Uomo politico tedesco, nato il 29 novembre 1856 a Hohenfinow, nella marca di Brandeburgo. Compiuti gli studî giuridici, fu nel 1885 assessore di governo a Potsdam, poi consigliere (Landrath) a Ober-Barnim, nel 1896 di nuovo a Potsdam come Oberpräsidialrath, nel 1899 presidente del governo a Bromberg, e alla fine dello stesso anno presidente del governo del Brandeburgo. Eletto deputato al Reichstag, si ascrisse al partito dell'Impero, che costituiva l'ala più temperata dei conservatori. Nel 1905 divenne ministro dell'interno nel governo prussiano, e dopo due anni vicepresidente del governo stesso, assumendo il dicastero dell'interno nel governo imperiale. Quando nel luglio 1909 il principe di Bülow lasciò la carica di cancelliere dell'impero essendo i suoi progetti fiscali avversati dalla maggioranza del Reichtstag, il B. fu chiamato a sostituirlo, con un programma di conciliazione soprattutto verso il centro cattolico. E, pur non riuscendo a fare accettare dalla maggioranza di destra del parlamento prussiano una riforma elettorale che aboliva il suffragio indiretto, poté invece condurre in porto la costituzione dell'Alsazia-Lorena, entrata in vigore nel 1911, sebbene il suo desiderio di attutire la tensione fra il governo centrale e gli abitanti di quelle provincie, sempre riluttanti ad accettare il dominio tedesco, fosse reso in gran parte vano dagl'incidenti provocati dall'atteggiamento delle autorità militari nel 1913, all'epoca dei conflitti di Saverne.

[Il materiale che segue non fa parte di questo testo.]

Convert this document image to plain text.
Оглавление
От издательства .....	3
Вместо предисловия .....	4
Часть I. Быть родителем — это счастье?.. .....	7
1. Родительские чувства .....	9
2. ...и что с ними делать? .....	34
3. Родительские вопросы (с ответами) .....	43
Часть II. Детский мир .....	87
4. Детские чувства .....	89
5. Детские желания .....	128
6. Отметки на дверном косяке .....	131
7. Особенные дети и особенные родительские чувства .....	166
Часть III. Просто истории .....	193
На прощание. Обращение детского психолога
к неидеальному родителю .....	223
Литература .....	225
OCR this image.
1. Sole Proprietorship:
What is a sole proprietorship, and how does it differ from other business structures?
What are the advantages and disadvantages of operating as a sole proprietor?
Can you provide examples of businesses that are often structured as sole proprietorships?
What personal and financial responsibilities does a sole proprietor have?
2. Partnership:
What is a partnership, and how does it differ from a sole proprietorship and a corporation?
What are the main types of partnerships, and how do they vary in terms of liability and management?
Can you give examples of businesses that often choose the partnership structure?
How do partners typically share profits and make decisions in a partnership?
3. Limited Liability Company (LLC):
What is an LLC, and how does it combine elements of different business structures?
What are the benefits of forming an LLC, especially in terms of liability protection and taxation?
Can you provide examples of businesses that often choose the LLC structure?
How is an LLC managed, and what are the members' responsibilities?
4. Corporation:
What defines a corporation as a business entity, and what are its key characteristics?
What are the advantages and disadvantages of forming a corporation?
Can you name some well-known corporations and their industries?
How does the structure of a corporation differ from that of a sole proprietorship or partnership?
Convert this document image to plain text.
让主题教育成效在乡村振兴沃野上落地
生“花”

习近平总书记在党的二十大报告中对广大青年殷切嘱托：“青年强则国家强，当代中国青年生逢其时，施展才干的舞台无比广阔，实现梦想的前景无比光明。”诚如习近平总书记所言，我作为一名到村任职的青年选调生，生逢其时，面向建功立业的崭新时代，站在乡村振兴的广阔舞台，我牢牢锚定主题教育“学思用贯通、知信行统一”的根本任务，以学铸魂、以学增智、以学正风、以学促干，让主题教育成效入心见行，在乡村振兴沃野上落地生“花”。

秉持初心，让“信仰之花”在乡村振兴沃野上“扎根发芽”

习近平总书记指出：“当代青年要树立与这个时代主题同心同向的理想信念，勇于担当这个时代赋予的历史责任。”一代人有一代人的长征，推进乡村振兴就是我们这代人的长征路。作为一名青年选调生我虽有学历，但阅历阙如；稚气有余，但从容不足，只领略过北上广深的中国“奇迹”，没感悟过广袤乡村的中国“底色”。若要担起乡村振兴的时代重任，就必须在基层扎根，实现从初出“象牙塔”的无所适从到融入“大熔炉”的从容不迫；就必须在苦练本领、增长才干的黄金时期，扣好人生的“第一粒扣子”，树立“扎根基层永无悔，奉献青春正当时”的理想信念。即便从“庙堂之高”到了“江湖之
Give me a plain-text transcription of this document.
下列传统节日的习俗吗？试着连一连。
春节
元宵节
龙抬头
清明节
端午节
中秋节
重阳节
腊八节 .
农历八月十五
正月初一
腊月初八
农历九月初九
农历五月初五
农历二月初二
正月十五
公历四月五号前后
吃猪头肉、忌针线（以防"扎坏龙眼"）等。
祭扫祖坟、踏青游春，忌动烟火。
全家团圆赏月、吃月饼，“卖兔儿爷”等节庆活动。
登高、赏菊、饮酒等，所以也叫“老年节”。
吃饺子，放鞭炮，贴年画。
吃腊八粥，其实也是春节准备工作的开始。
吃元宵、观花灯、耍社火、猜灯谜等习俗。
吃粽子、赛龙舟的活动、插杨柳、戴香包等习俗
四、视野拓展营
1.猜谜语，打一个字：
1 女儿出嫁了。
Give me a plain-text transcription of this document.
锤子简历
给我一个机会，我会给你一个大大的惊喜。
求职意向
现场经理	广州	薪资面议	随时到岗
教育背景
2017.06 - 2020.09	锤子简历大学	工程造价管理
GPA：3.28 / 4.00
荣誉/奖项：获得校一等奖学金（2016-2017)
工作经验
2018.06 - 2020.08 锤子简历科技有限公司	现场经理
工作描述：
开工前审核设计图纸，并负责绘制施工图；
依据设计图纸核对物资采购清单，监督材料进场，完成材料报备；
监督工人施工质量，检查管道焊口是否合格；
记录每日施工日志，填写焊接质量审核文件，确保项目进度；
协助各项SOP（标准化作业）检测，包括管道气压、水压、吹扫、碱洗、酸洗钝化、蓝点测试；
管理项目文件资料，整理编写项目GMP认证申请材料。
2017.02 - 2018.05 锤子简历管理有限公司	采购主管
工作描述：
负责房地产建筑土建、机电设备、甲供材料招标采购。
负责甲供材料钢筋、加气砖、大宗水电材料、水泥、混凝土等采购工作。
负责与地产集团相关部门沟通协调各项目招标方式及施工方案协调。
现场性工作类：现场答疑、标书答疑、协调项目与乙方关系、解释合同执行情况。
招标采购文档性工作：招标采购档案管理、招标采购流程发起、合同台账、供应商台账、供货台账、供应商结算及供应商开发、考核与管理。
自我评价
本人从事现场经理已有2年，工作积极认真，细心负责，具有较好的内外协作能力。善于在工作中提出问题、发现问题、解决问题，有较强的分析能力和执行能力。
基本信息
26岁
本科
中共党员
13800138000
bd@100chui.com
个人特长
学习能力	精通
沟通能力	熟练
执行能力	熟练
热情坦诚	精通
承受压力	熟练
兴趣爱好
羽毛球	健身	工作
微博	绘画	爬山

Il B. non era immune da quei sentimenti di diffidenza verso l'Inghilterra che dominavano tanta parte dei suoi compatrioti, e sembrava convinto che Edoardo VII avesse avuto di mira l'accerchiamento della Germania. Desideroso com'era di rompere questo temuto blocco con mezzi pacifici, accettò di trattare col liberale inglese lord Haldane per tentare di concludere un patto d'alleanza anglo-germanica, ma non riescí neppure a stringerne uno di eventuale neutralità, per colpa, del resto, anche dell'ammiraglio von Tirpitz, che si rifiutava di prendere impegni. Di fronte alla Russia e alla Francia, il B. era assai più incline ad adoperare metodi energici, e volle pertanto appoggiare le rivendicazioni tedesche nel Marocco con l'invio della cannoniera Panther ad Agadir (estate 1911). Il ministro degli esteri Kiderlen-Wachter avviò le trattative per un accordo con la Francia in base a compensi coloniali, e riescì a concluderlo nel novembre 1911. Il cancelliere parve sorpreso e irritato dell'opposizione di molti Francesi ai sacrifici imposti dalla Germania per rinunciare all'internazionalizzazione del Marocco. In quel tempo l'atteggiamento del B. era più favorevole all'Italia di quello di molti altri uomini politici tedeschi, irritati dall'impresa di Libia che poneva a repentaglio l'equilibrio balcanico. Egli si oppose a ogni intervento per abbreviare la guerra italo-turca, anche quando, nell'estate del 1912, l'Austria insisteva per prevenire l'attuazione dei piani della lega fra gli stati balcanici, costituitasi pochi mesi prima sotto gli auspici della Russia. Era il tempo in cui, forse d'intesa con l'arciduca ereditario Francesco Ferdinando, il gabinetto di Berlino favoriva una trasformazione della monarchia degli Asburgo in uno stato federalista. Firmata la pace di Ouchy, il B. cooperò attivamente alla rinnovazione della Triplice Alleanza. Dopo le guerre balcaniche, egli favorì le riserve degli Austriaci, che si trovavano a tale riguardo d'accordo col di San Giuliano, per un'estensione del territorio serbo fino alle sponde dell'Adriatico. Quando però il gabinetto di Vienna si mostrò propenso a risolvere il problema ricorrendo alle armi, l'azione del B. fu sostanzialmente pacificatrice.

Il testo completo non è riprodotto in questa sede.